His wife, Charlene, had kept it under wraps for a month of delicious anticipation. She, with her short auburn hair, teased and permed for the occasion, was wearing his favorite dress – the long, light blue, lotus-patterned one they’d bought in Bali on their honeymoon. Her grin had stretched with satisfied pleasure, from one soft earlobe to the other, as the party progressed.

Yes indeed, she’d pulled out all the stops! Pictures of him as a kid, pants half down, in his cowboy suit; tales from his father about his son’s “wild” days; and “secret” information thrown in from friends like Kurt Frazier, who recalled the time he and Mark were found in the girl’s bathroom in junior high, sabotaging the toilets. His daughter, Jasmine, who had been allowed to stay up past her bedtime, smothered herself with laughter when hearing of her father’s exploits. “Daddy was in the girl’s bathroom?!” She was flabbergasted. Her reaction sent the whole room into a crescendo of chuckles and belly laughs.

“Yes indeed, that was a hell of a party,” Mark recalled, as he put away the groceries he’d picked up at the market. “When was that . . . fifteen . . . sixteen years?” he wondered.

His callused, once long and smooth hands put the last box of chemical free, organic cereal on the top shelf. He pushed up his thick-lensed, dark-framed glasses and glanced at the label on the soy milk carton sitting next to the cereal. It read, “Safe to drink until Jan. 2012.”

“Safe my ass!” he blurted. “Nothing’s safe.”

Looking past the carton, between the warped wallboard’s, he saw the ageless trees shifting their feet. He reached up with his hand and scratched the flaky scalp which had been tauntingly gaining ground on his receding hairline. After drifting from one rambling boxcar of thought to another, he disengaged his overloaded, freight train brain and finished stocking the sparse cupboard with his weekly supplies.

Locking the cupboard and turning to go relieve his bladder, he carelessly stepped on his sleeping mat and allowed his eyes to glimpse the muted, color photograph permanently placed on the orange crate he’d transformed into a nightstand. Barking orders at his mind to disregard the sudden, splitting images of brutality and butchery that appeared without invitation, he wrestled himself out the door and collapsed. He looked at the bright, blue canopy and saw only a soiled sky of torn memories and violent dreams. The fluids that pumped through his veins turned into a slimy run-off of emotional grease and sludge, making his heart wince and stutter like a clogged drain.

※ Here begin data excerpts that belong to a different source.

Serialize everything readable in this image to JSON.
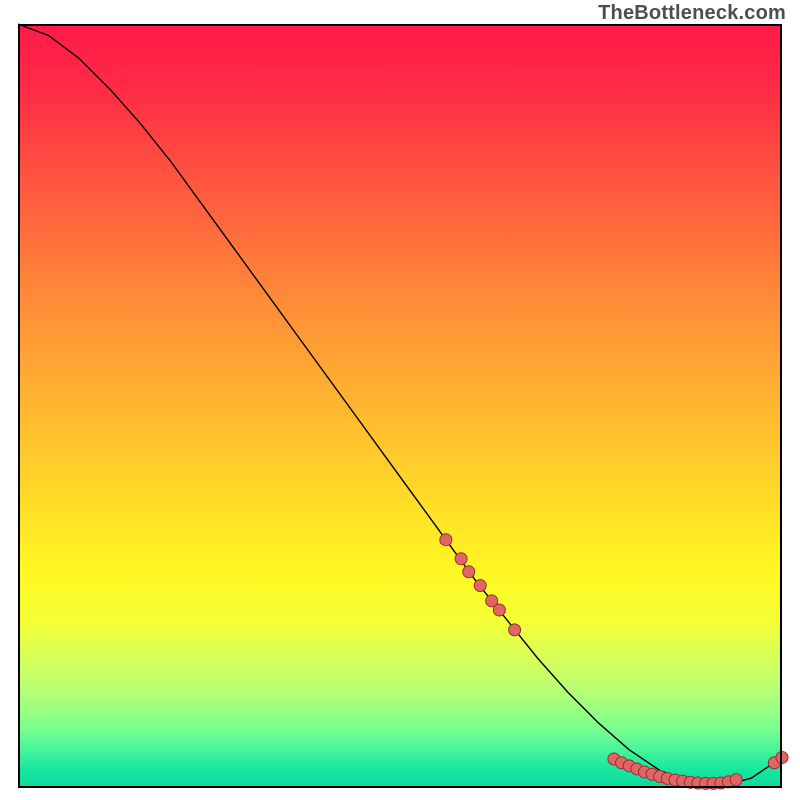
{
  "watermark": "TheBottleneck.com",
  "chart_data": {
    "type": "line",
    "title": "",
    "xlabel": "",
    "ylabel": "",
    "x_range": [
      0,
      100
    ],
    "y_range": [
      0,
      100
    ],
    "series": [
      {
        "name": "curve",
        "x": [
          0,
          4,
          8,
          12,
          16,
          20,
          24,
          28,
          32,
          36,
          40,
          44,
          48,
          52,
          56,
          60,
          64,
          68,
          72,
          76,
          80,
          84,
          88,
          92,
          96,
          100
        ],
        "y": [
          100,
          98.5,
          95.5,
          91.5,
          87,
          82,
          76.5,
          71,
          65.5,
          60,
          54.5,
          49,
          43.5,
          38,
          32.5,
          27,
          22,
          17,
          12.5,
          8.5,
          5,
          2.3,
          0.8,
          0.2,
          1.3,
          4.0
        ]
      }
    ],
    "markers": [
      {
        "x": 56,
        "y": 32.5
      },
      {
        "x": 58,
        "y": 30.0
      },
      {
        "x": 59,
        "y": 28.3
      },
      {
        "x": 60.5,
        "y": 26.5
      },
      {
        "x": 62,
        "y": 24.5
      },
      {
        "x": 63,
        "y": 23.3
      },
      {
        "x": 65,
        "y": 20.7
      },
      {
        "x": 78,
        "y": 3.8
      },
      {
        "x": 79,
        "y": 3.3
      },
      {
        "x": 80,
        "y": 2.9
      },
      {
        "x": 81,
        "y": 2.5
      },
      {
        "x": 82,
        "y": 2.1
      },
      {
        "x": 83,
        "y": 1.8
      },
      {
        "x": 84,
        "y": 1.5
      },
      {
        "x": 85,
        "y": 1.25
      },
      {
        "x": 86,
        "y": 1.05
      },
      {
        "x": 87,
        "y": 0.9
      },
      {
        "x": 88,
        "y": 0.75
      },
      {
        "x": 89,
        "y": 0.65
      },
      {
        "x": 90,
        "y": 0.6
      },
      {
        "x": 91,
        "y": 0.6
      },
      {
        "x": 92,
        "y": 0.65
      },
      {
        "x": 93,
        "y": 0.8
      },
      {
        "x": 94,
        "y": 1.1
      },
      {
        "x": 99,
        "y": 3.3
      },
      {
        "x": 100,
        "y": 4.0
      }
    ],
    "marker_style": {
      "fill": "#e06666",
      "stroke": "#9a2f2f",
      "r": 6
    },
    "line_style": {
      "stroke": "#000000",
      "width": 1.4
    }
  }
}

He tried to forget by building miles of paths, stone walls and chopping wood until his hands’ were an ocean of draining blisters. Once he thought he’d lost his marbles and ran wild through the woods, growling and panting like a rabid dog, but even the comfort of sweet insanity had eluded his grasp.

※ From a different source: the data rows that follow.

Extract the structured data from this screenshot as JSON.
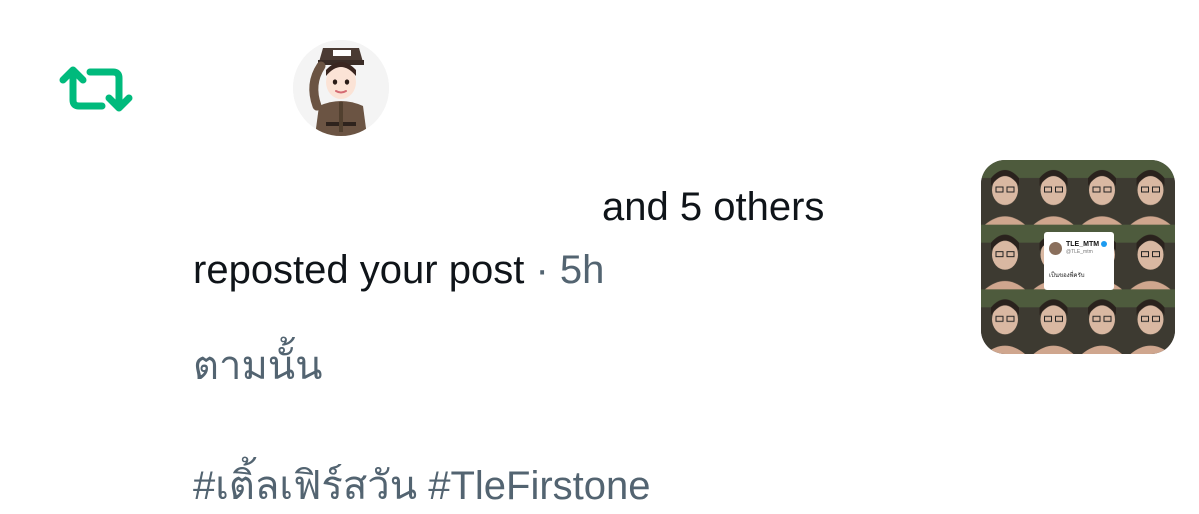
{
  "notification": {
    "others_text": "and 5 others",
    "action_text": "reposted your post",
    "separator": "·",
    "time": "5h"
  },
  "post": {
    "text": "ตามนั้น",
    "hashtags": "#เติ้ลเฟิร์สวัน #TleFirstone"
  },
  "media": {
    "card_name": "TLE_MTM",
    "card_handle": "@TLE_mtm",
    "card_text": "เป็นของพี่ครับ"
  },
  "icons": {
    "repost": "repost-icon",
    "verified": "verified-badge-icon"
  },
  "colors": {
    "repost_green": "#00ba7c",
    "primary_text": "#0f1419",
    "secondary_text": "#536471",
    "verified_blue": "#1d9bf0"
  }
}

That afternoon, as he lay on the decomposing earth, remembering the unmemorable, something inside churned and twisted with nauseating persistence. His gut belched with inquisition.

“No!” he said out loud. “I can’t!”

“You must!” his conscience protested.

His hands clamped tightly on to his contorted face, pushing his square glasses into his round eye sockets.

“No!” he screamed.

A belligerent typhoon of insistence rocked him from head to toe. His body shook with involuntary seizures of dread. He gasped then sighed as his tear-drenched palms fell away. A small clear hole of light broke through the blood stained clouds.